The company has invested in new machinery in the Coolock plant – not a sign that they are prepared to up and leave in a hurry. The restructuring plan of the company was to pave the way for a €11.7 million investment in new chocolate making technology. Moving location is costly and disruptive for corporations. And while workers were picketing the company, with valuable assets inside, the company was not in a position to dictate terms.
There are further battles ahead. Craft workers fear that in the restructuring their work will be outsourced and downgraded. The company has already proposed that the grades of fitter and electrician would be merged into a new Maintenance Technician, with different terms and conditions. The (misnamed) Labour Court, under deputy chairman Brendan Hayes, formerly of SIPTU, ruled in favour of this. Again the union has insisted that outsourcing is the main threat, and indicated that it is willing to negotiate on terms and conditions.

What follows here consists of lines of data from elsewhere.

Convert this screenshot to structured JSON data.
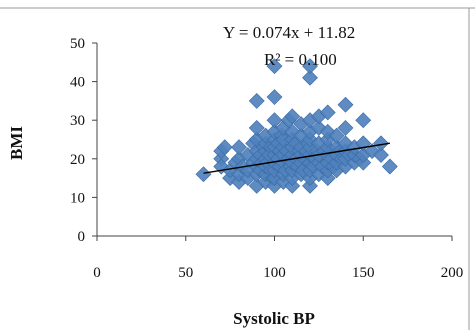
{
  "chart_data": {
    "type": "scatter",
    "title": "",
    "xlabel": "Systolic BP",
    "ylabel": "BMI",
    "xlim": [
      0,
      200
    ],
    "ylim": [
      0,
      50
    ],
    "xticks": [
      0,
      50,
      100,
      150,
      200
    ],
    "yticks": [
      0,
      10,
      20,
      30,
      40,
      50
    ],
    "grid": false,
    "legend": "none",
    "marker": "diamond",
    "marker_color": "#4f81bd",
    "trendline_color": "#000000",
    "annotations": {
      "equation": "Y = 0.074x + 11.82",
      "r_squared": "R² = 0.100"
    },
    "trendline": {
      "slope": 0.074,
      "intercept": 11.82,
      "x_range": [
        60,
        165
      ]
    },
    "series": [
      {
        "points": [
          [
            60,
            16
          ],
          [
            70,
            20
          ],
          [
            70,
            22
          ],
          [
            70,
            18
          ],
          [
            72,
            23
          ],
          [
            75,
            15
          ],
          [
            75,
            17
          ],
          [
            78,
            19
          ],
          [
            80,
            14
          ],
          [
            80,
            16
          ],
          [
            80,
            20
          ],
          [
            80,
            23
          ],
          [
            82,
            18
          ],
          [
            85,
            15
          ],
          [
            85,
            17
          ],
          [
            85,
            21
          ],
          [
            88,
            19
          ],
          [
            88,
            24
          ],
          [
            90,
            13
          ],
          [
            90,
            16
          ],
          [
            90,
            18
          ],
          [
            90,
            20
          ],
          [
            90,
            22
          ],
          [
            90,
            25
          ],
          [
            90,
            28
          ],
          [
            90,
            35
          ],
          [
            92,
            17
          ],
          [
            92,
            21
          ],
          [
            93,
            19
          ],
          [
            94,
            23
          ],
          [
            95,
            14
          ],
          [
            95,
            16
          ],
          [
            95,
            18
          ],
          [
            95,
            20
          ],
          [
            95,
            22
          ],
          [
            95,
            24
          ],
          [
            95,
            26
          ],
          [
            96,
            19
          ],
          [
            97,
            21
          ],
          [
            98,
            17
          ],
          [
            98,
            23
          ],
          [
            99,
            15
          ],
          [
            100,
            13
          ],
          [
            100,
            15
          ],
          [
            100,
            17
          ],
          [
            100,
            19
          ],
          [
            100,
            21
          ],
          [
            100,
            23
          ],
          [
            100,
            25
          ],
          [
            100,
            27
          ],
          [
            100,
            30
          ],
          [
            100,
            36
          ],
          [
            100,
            44
          ],
          [
            102,
            20
          ],
          [
            102,
            24
          ],
          [
            103,
            18
          ],
          [
            103,
            22
          ],
          [
            104,
            26
          ],
          [
            105,
            14
          ],
          [
            105,
            16
          ],
          [
            105,
            19
          ],
          [
            105,
            21
          ],
          [
            105,
            23
          ],
          [
            105,
            25
          ],
          [
            105,
            28
          ],
          [
            106,
            17
          ],
          [
            107,
            22
          ],
          [
            108,
            20
          ],
          [
            108,
            30
          ],
          [
            109,
            18
          ],
          [
            110,
            13
          ],
          [
            110,
            15
          ],
          [
            110,
            17
          ],
          [
            110,
            19
          ],
          [
            110,
            21
          ],
          [
            110,
            23
          ],
          [
            110,
            25
          ],
          [
            110,
            27
          ],
          [
            110,
            31
          ],
          [
            112,
            20
          ],
          [
            112,
            24
          ],
          [
            113,
            18
          ],
          [
            114,
            22
          ],
          [
            115,
            16
          ],
          [
            115,
            19
          ],
          [
            115,
            21
          ],
          [
            115,
            23
          ],
          [
            115,
            26
          ],
          [
            115,
            29
          ],
          [
            116,
            17
          ],
          [
            117,
            20
          ],
          [
            118,
            22
          ],
          [
            119,
            24
          ],
          [
            120,
            13
          ],
          [
            120,
            15
          ],
          [
            120,
            17
          ],
          [
            120,
            19
          ],
          [
            120,
            21
          ],
          [
            120,
            23
          ],
          [
            120,
            25
          ],
          [
            120,
            27
          ],
          [
            120,
            30
          ],
          [
            120,
            41
          ],
          [
            120,
            44
          ],
          [
            122,
            18
          ],
          [
            123,
            20
          ],
          [
            124,
            22
          ],
          [
            125,
            16
          ],
          [
            125,
            19
          ],
          [
            125,
            21
          ],
          [
            125,
            24
          ],
          [
            125,
            28
          ],
          [
            125,
            31
          ],
          [
            127,
            18
          ],
          [
            128,
            22
          ],
          [
            130,
            15
          ],
          [
            130,
            17
          ],
          [
            130,
            19
          ],
          [
            130,
            21
          ],
          [
            130,
            23
          ],
          [
            130,
            25
          ],
          [
            130,
            27
          ],
          [
            130,
            32
          ],
          [
            132,
            20
          ],
          [
            133,
            18
          ],
          [
            135,
            17
          ],
          [
            135,
            19
          ],
          [
            135,
            21
          ],
          [
            135,
            23
          ],
          [
            135,
            26
          ],
          [
            137,
            22
          ],
          [
            138,
            20
          ],
          [
            140,
            18
          ],
          [
            140,
            20
          ],
          [
            140,
            22
          ],
          [
            140,
            24
          ],
          [
            140,
            28
          ],
          [
            140,
            34
          ],
          [
            142,
            21
          ],
          [
            145,
            19
          ],
          [
            145,
            21
          ],
          [
            145,
            23
          ],
          [
            148,
            20
          ],
          [
            150,
            19
          ],
          [
            150,
            21
          ],
          [
            150,
            24
          ],
          [
            150,
            30
          ],
          [
            155,
            22
          ],
          [
            160,
            21
          ],
          [
            160,
            24
          ],
          [
            165,
            18
          ]
        ]
      }
    ]
  }
}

With the WRC intervention, the decision about whether to continue the strike was taken out of the workers hands. Some workers felt that they were being held over a barrel by management and that the WRC was playing into Mondelez’s hands. If an emergency meeting of the workers had been called while the picket was on, everyone could have agreed democratically whether the deal was acceptable.
The strength of strike showed that outsourcing could be stopped. The strike presented a real opportunity to redress the balance in favour of basic union rights.
But organising a strong, accountable union committee, answerable only to the workers they represent – not to Kieran Mulvey nor official negotiators – will be key to ensuring that workers’ rights are fully defended at Cadburys’ in the future.